Валлон бросил на меня короткий взгляд и многозначительно пробормотал:
– Ну, сейчас ты встретишься с таким прошлым, настоящее которого удивит тебя.
Даже привыкнув к некоторой замысловатости выражений моего старого друга, я озадаченно повернулся к нему. Прищуренными глазами он всматривался в дорогу. В ту же секунду я увидел дорожный знак: до Лювена пять километров. Знакомое название напомнило рассказ пилота, и я почти воскликнул:
– Дюмани! Ты говоришь о Дюмани?
Пораженный правильностью моей догадки, Валлон затормозил.
– Откуда ты знаешь про Дюмани?
– Пилот самолета, который доставил меня из Америки, рассказывал. Он не знал Дюмани, а просто запомнил вывеску в Лювене с этим именем. И мне почему-то показалось, что обладатель той вывески - наш Дюмани. Я не верил этому, но все же...
– Да, это тот Дюмани, - тихо подтвердил Валлон с упором на "тот", точно подчеркивал, что не может применить к нему слово "наш".
– Торгует в Лювене?
– Он не торгует, конечно, сам, - ответил сосед.

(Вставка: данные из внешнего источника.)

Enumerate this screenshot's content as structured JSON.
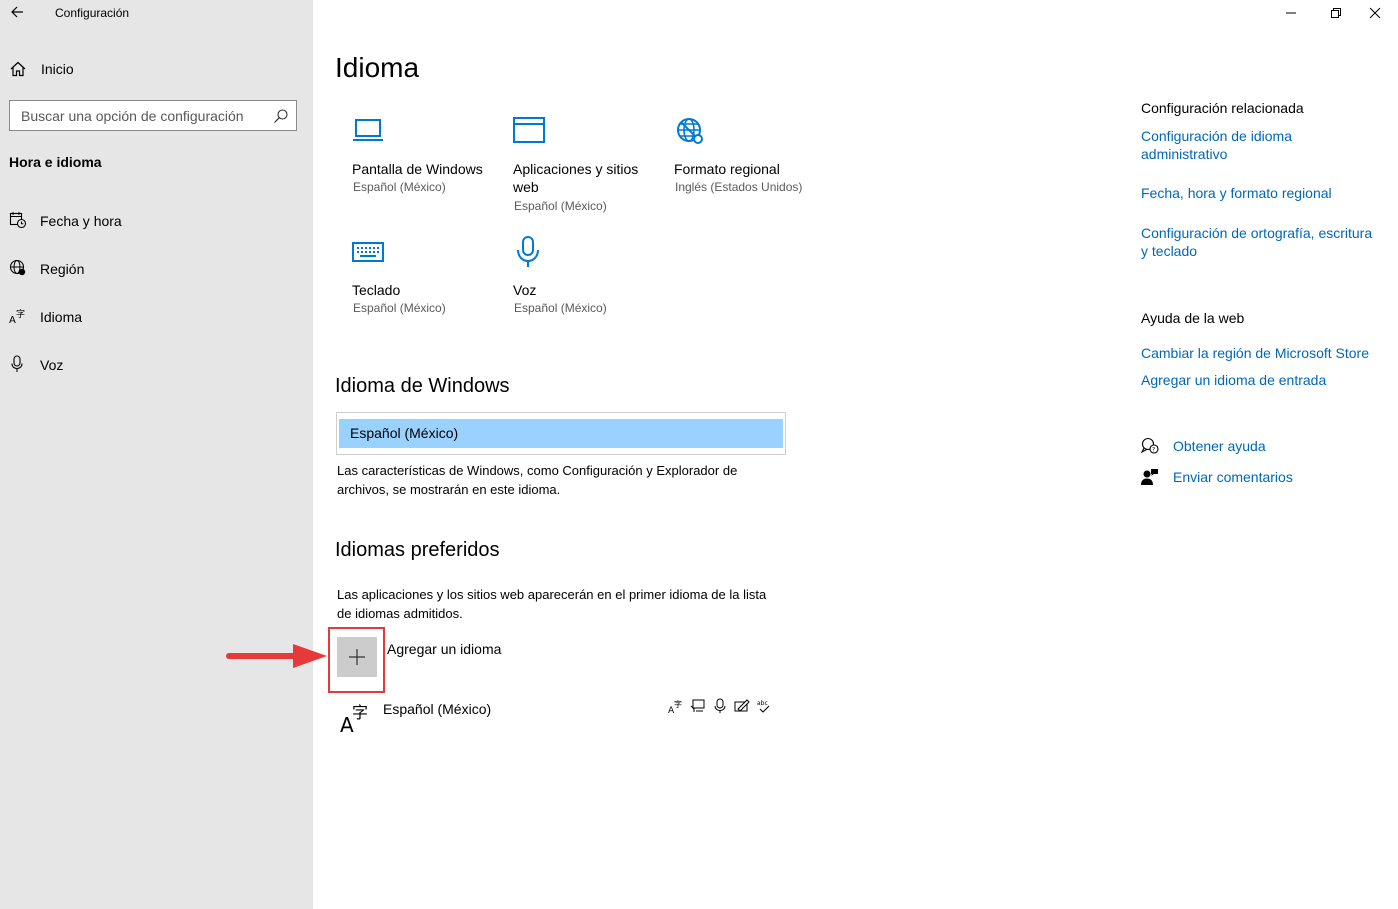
{
  "window": {
    "app_title": "Configuración"
  },
  "sidebar": {
    "home_label": "Inicio",
    "search_placeholder": "Buscar una opción de configuración",
    "section_title": "Hora e idioma",
    "items": [
      {
        "label": "Fecha y hora",
        "icon": "calendar-clock-icon"
      },
      {
        "label": "Región",
        "icon": "globe-region-icon"
      },
      {
        "label": "Idioma",
        "icon": "language-icon"
      },
      {
        "label": "Voz",
        "icon": "microphone-icon"
      }
    ]
  },
  "main": {
    "title": "Idioma",
    "tiles": [
      {
        "name": "Pantalla de Windows",
        "sub": "Español (México)",
        "icon": "laptop-icon"
      },
      {
        "name": "Aplicaciones y sitios web",
        "sub": "Español (México)",
        "icon": "browser-window-icon"
      },
      {
        "name": "Formato regional",
        "sub": "Inglés (Estados Unidos)",
        "icon": "globe-format-icon"
      },
      {
        "name": "Teclado",
        "sub": "Español (México)",
        "icon": "keyboard-icon"
      },
      {
        "name": "Voz",
        "sub": "Español (México)",
        "icon": "microphone-icon"
      }
    ],
    "windows_language": {
      "heading": "Idioma de Windows",
      "selected": "Español (México)",
      "description": "Las características de Windows, como Configuración y Explorador de archivos, se mostrarán en este idioma."
    },
    "preferred": {
      "heading": "Idiomas preferidos",
      "description": "Las aplicaciones y los sitios web aparecerán en el primer idioma de la lista de idiomas admitidos.",
      "add_label": "Agregar un idioma",
      "languages": [
        {
          "label": "Español (México)"
        }
      ]
    }
  },
  "right": {
    "related_heading": "Configuración relacionada",
    "related_links": [
      "Configuración de idioma administrativo",
      "Fecha, hora y formato regional",
      "Configuración de ortografía, escritura y teclado"
    ],
    "web_help_heading": "Ayuda de la web",
    "web_links": [
      "Cambiar la región de Microsoft Store",
      "Agregar un idioma de entrada"
    ],
    "get_help": "Obtener ayuda",
    "feedback": "Enviar comentarios"
  },
  "colors": {
    "accent": "#0067b8",
    "icon_blue": "#0078d7",
    "selection": "#99d1ff",
    "highlight": "#e5393a"
  }
}
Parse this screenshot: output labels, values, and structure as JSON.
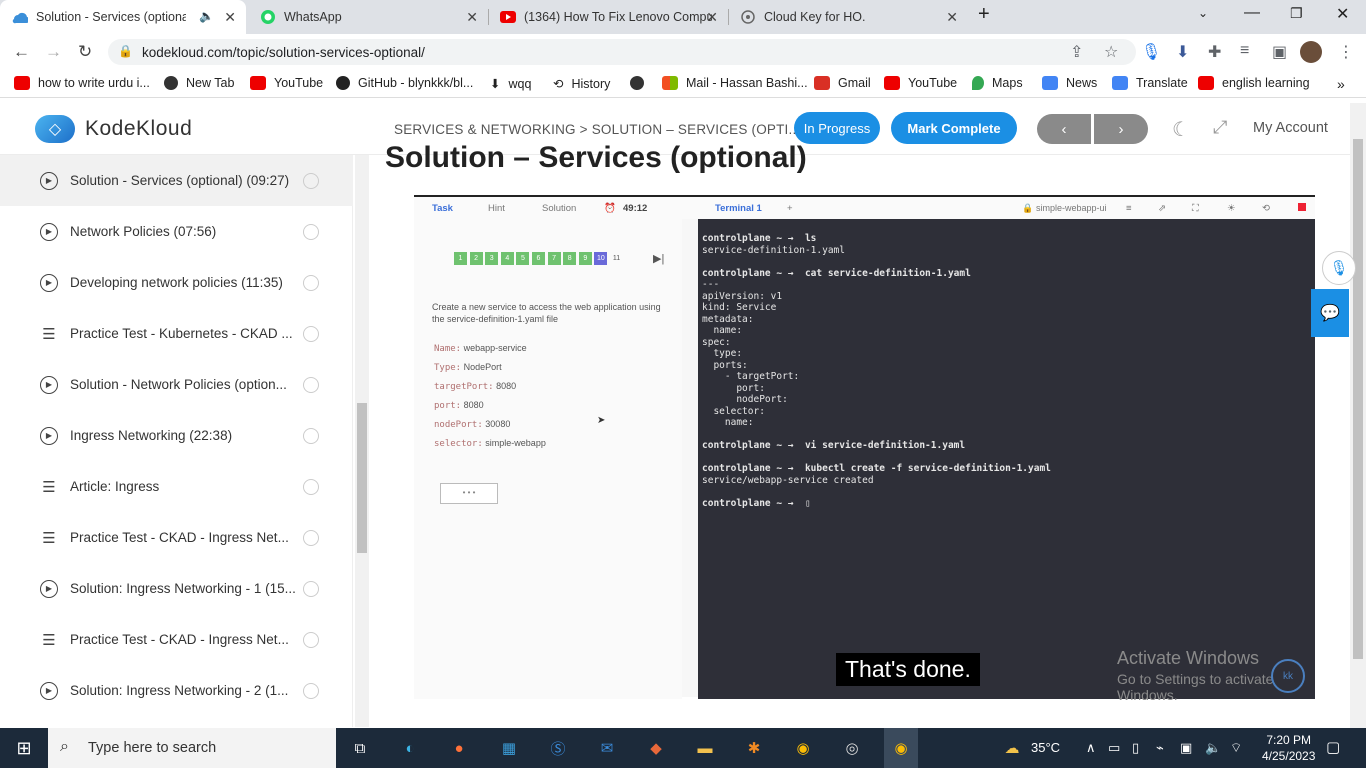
{
  "browser": {
    "tabs": [
      {
        "title": "Solution - Services (optional)",
        "icon": "kodekloud-icon",
        "active": true
      },
      {
        "title": "WhatsApp",
        "icon": "whatsapp-icon"
      },
      {
        "title": "(1364) How To Fix Lenovo Compu",
        "icon": "youtube-icon"
      },
      {
        "title": "Cloud Key for HO.",
        "icon": "chatgpt-icon"
      }
    ],
    "url": "kodekloud.com/topic/solution-services-optional/",
    "bookmarks": [
      {
        "label": "how to write urdu i...",
        "icon": "youtube-icon",
        "color": "#e00"
      },
      {
        "label": "New Tab",
        "icon": "globe-icon",
        "color": "#333"
      },
      {
        "label": "YouTube",
        "icon": "youtube-icon",
        "color": "#e00"
      },
      {
        "label": "GitHub - blynkkk/bl...",
        "icon": "github-icon",
        "color": "#222"
      },
      {
        "label": "wqq",
        "icon": "download-icon",
        "color": "#333"
      },
      {
        "label": "History",
        "icon": "history-icon",
        "color": "#333"
      },
      {
        "label": "",
        "icon": "globe-icon",
        "color": "#333"
      },
      {
        "label": "Mail - Hassan Bashi...",
        "icon": "microsoft-icon",
        "color": "#f25022"
      },
      {
        "label": "Gmail",
        "icon": "gmail-icon",
        "color": "#d93025"
      },
      {
        "label": "YouTube",
        "icon": "youtube-icon",
        "color": "#e00"
      },
      {
        "label": "Maps",
        "icon": "maps-icon",
        "color": "#34a853"
      },
      {
        "label": "News",
        "icon": "news-icon",
        "color": "#4285f4"
      },
      {
        "label": "Translate",
        "icon": "translate-icon",
        "color": "#4285f4"
      },
      {
        "label": "english learning",
        "icon": "youtube-icon",
        "color": "#e00"
      }
    ]
  },
  "header": {
    "logo": "KodeKloud",
    "breadcrumb": "SERVICES & NETWORKING > SOLUTION – SERVICES (OPTI...",
    "in_progress": "In Progress",
    "mark_complete": "Mark Complete",
    "account": "My Account",
    "accent": "#1b8fe4"
  },
  "sidebar": {
    "items": [
      {
        "label": "Solution - Services (optional) (09:27)",
        "type": "video",
        "current": true
      },
      {
        "label": "Network Policies (07:56)",
        "type": "video"
      },
      {
        "label": "Developing network policies (11:35)",
        "type": "video"
      },
      {
        "label": "Practice Test - Kubernetes - CKAD ...",
        "type": "lab"
      },
      {
        "label": "Solution - Network Policies (option...",
        "type": "video"
      },
      {
        "label": "Ingress Networking (22:38)",
        "type": "video"
      },
      {
        "label": "Article: Ingress",
        "type": "lab"
      },
      {
        "label": "Practice Test - CKAD - Ingress Net...",
        "type": "lab"
      },
      {
        "label": "Solution: Ingress Networking - 1 (15...",
        "type": "video"
      },
      {
        "label": "Practice Test - CKAD - Ingress Net...",
        "type": "lab"
      },
      {
        "label": "Solution: Ingress Networking - 2 (1...",
        "type": "video"
      }
    ]
  },
  "main": {
    "title": "Solution – Services (optional)",
    "video": {
      "tabs": {
        "task": "Task",
        "hint": "Hint",
        "solution": "Solution",
        "timer": "49:12",
        "terminal": "Terminal 1",
        "host": "simple-webapp-ui"
      },
      "questions": [
        "1",
        "2",
        "3",
        "4",
        "5",
        "6",
        "7",
        "8",
        "9",
        "10",
        "11"
      ],
      "task_text": "Create a new service to access the web application using the service-definition-1.yaml file",
      "fields": [
        {
          "k": "Name:",
          "v": "webapp-service"
        },
        {
          "k": "Type:",
          "v": "NodePort"
        },
        {
          "k": "targetPort:",
          "v": "8080"
        },
        {
          "k": "port:",
          "v": "8080"
        },
        {
          "k": "nodePort:",
          "v": "30080"
        },
        {
          "k": "selector:",
          "v": "simple-webapp"
        }
      ],
      "terminal_lines": [
        "controlplane ~ →  ls",
        "service-definition-1.yaml",
        "",
        "controlplane ~ →  cat service-definition-1.yaml",
        "---",
        "apiVersion: v1",
        "kind: Service",
        "metadata:",
        "  name:",
        "spec:",
        "  type:",
        "  ports:",
        "    - targetPort:",
        "      port:",
        "      nodePort:",
        "  selector:",
        "    name:",
        "",
        "controlplane ~ →  vi service-definition-1.yaml",
        "",
        "controlplane ~ →  kubectl create -f service-definition-1.yaml",
        "service/webapp-service created",
        "",
        "controlplane ~ →  ▯"
      ],
      "caption": "That's done.",
      "activate_title": "Activate Windows",
      "activate_sub": "Go to Settings to activate Windows."
    }
  },
  "taskbar": {
    "search": "Type here to search",
    "temp": "35°C",
    "time": "7:20 PM",
    "date": "4/25/2023"
  }
}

– Он владеет магазином. Даже не он, а жена. Но она настолько обожает мужа, что закрепила за ним право собственности и вывеску сменила, чтобы имя его прославить.
– Имя Дюмани прославить?
– На свой манер... Ты же понимаешь, что в торговом мире свое понятие о славе и безвестности.
– А он? Неужели он захотел, чтобы имя Дюмани, которое было так популярно после войны, прославлялось таким образом?
– Захотел. И именно потому, что имя было так популярно.
– В целях рекламы?
– Нет, в целях протеста.
– Протеста? Против кого? Или против чего?
– Против тогдашних вершителей судеб страны. Когда распустили внутренние силы Сопротивления, Дюмани возмутился. Его хотели ублажить и предложили крупный пост в армии, а принц-регент присвоил ему звание полковника. Дюмани потребовал, чтобы вместе с ним взяли дружинников внутренних сил. Этому воспротивился Крофт: помнишь, был с нами один англичанин? По его совету генерал Эрскин, возглавлявший тогда военную администрацию союзников в Бельгии, не утвердил назначения. Дюмани не захотел оставаться в столице, где распоряжаются эрскины и крофты, и уехал в Лювен, поклявшись никогда не иметь ничего общего с политикой и политиканами. В Лювене женился на дочери богатого коммерсанта и демонстративно выставил свое имя на вывеске магазина. Ты сейчас увидишь ее...
Действительно, на правой стороне оживленной улицы на самом въезде в деловую часть города бросалась в глаза большая вывеска: "Анри Дюмани". Точь-в-точь как говорил пилот: золотые буквы по черному стеклу.
– Может, остановимся, а?
– Остановиться можно, - вяло согласился Валлон и, догадываясь о моем намерении, добавил: - Только нет смысла. Дюмани в магазине не бывает. Он живет с женой за городом в маленьком поместье и увлекается, как положено аристократу и бывшему офицеру, лошадьми и цветами.